Celui-ci a été condamné par la Régie des marchés agricoles et alimentaires du Québec à payer une amende de 421 000 $ pour avoir lui-même vendu en vrac son sirop d’érable sans passer par la FPAQ. L’entente qu’il a prise avec cette même fédération demeure confidentielle. « Tout ce que je peux dire, c’est que c’est pas mal plus que 400 000 $ », souffle-t-il. « S’ils m’avaient pogné à faire pousser du pot, ça m’aurait couté bien moins cher que ce que ça me coute là. On se fait assommer avec des amendes astronomiques. C’est assez spécial. »
L’acériculteur de Newport n’est pas pour autant sorti de l’auberge tant qu’il n’a pas remboursé la totalité des centaines de milliers de dollars qu’il doit à la Fédération. C’est pour cette raison qu’il cherche à vendre son entreprise. « Tant que c’est pas fini de payer, ils ont encore un droit dessus. Le seul moyen de venir à bout de tout payer ça, bien il faut que je vende. C’est ça ou la faillite. »
Advenant cette possibilité, M. Côté quitterait la province, mais pas la profession d’acériculteur. « Si je peux vendre, je vais peut-être pouvoir aller m’installer ailleurs, puis là, je vais pouvoir vendre mon sirop ici légalement.
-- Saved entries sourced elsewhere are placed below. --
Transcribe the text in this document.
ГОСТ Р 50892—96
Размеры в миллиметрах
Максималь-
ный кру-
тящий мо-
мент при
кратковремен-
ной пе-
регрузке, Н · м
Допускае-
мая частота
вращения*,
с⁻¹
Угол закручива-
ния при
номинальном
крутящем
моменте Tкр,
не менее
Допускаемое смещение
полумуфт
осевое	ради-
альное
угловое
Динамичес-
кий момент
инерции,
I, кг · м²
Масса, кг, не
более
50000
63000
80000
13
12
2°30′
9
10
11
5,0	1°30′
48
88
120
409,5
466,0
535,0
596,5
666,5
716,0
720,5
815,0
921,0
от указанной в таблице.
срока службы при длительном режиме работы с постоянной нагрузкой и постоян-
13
C’est ça la beauté du système. Si je produisais en Ontario, je pourrais venir vendre mon sirop ici sans aucun problème. J’aurais rien à payer à personne, puis tout serait légal. Mais moi ici, je le produis au Québec, mais j’ai pas le droit de le vendre. C’est un système assez totalitaire. On est aussi bien d’aller s’installer ailleurs. »
FPAQ
Jonathan Blais est le représentant régional pour le Haut-Saint-François de la FPAQ et se dit satisfait de l’issue du conflit. « Notre mission, c’est pas d’en faire disparaitre [des producteurs]. On s’est voté des lois au Québec pour améliorer notre situation collectivement dans le sirop d’érable, puis ça a porté fruit. On est 15 000 à adhérer. C’est sûr que, comme dans la société, il y aura toujours des récalcitrants puis des gens réfractaires. »
En tant que nouveau membre, Steve Côté a assisté à la rencontre régionale de la Fédération qui a réuni 200 producteurs et productrices à la salle Guy-Veilleux de Cookshire-Eaton, au début octobre. « C’était une bonne nouvelle », exprime M. Blais. « J’ai vu Steve dans la salle qui participait, donc on était bien content de le voir parmi nous. J’étais content de voir que finalement, il avait joint les rangs. On vient de consolider quand même, contre son gré peut-être, une entreprise à St-Mathias. Pour l’avenir, c’est une bonne nouvelle pour St-Mathias. Il crée de l’emploi. Puis pour notre région aussi. »
Érablière Gaudreau
À quelques kilomètres de là, Daniel Gaudreau et Nathalie Bombardier, de l’érablière Gaudreau de Scotstown, ne jettent pas l’éponge face à la FPAQ et continuent de livrer bataille. Le couple a deux procès à venir devant la Cour supérieure l’année prochaine. Les sommes des amendes en jeu dépassent le million de dollars. « C’est de l’usure à long terme qu’ils nous font subir [la FPAQ] », affirme M. Gaudreau. « Il faut être convaincu quand tu t’embarques dans une guerre comme ça parce que ça coute de l’argent, ça coute du temps… Ça coute cher dans tout. »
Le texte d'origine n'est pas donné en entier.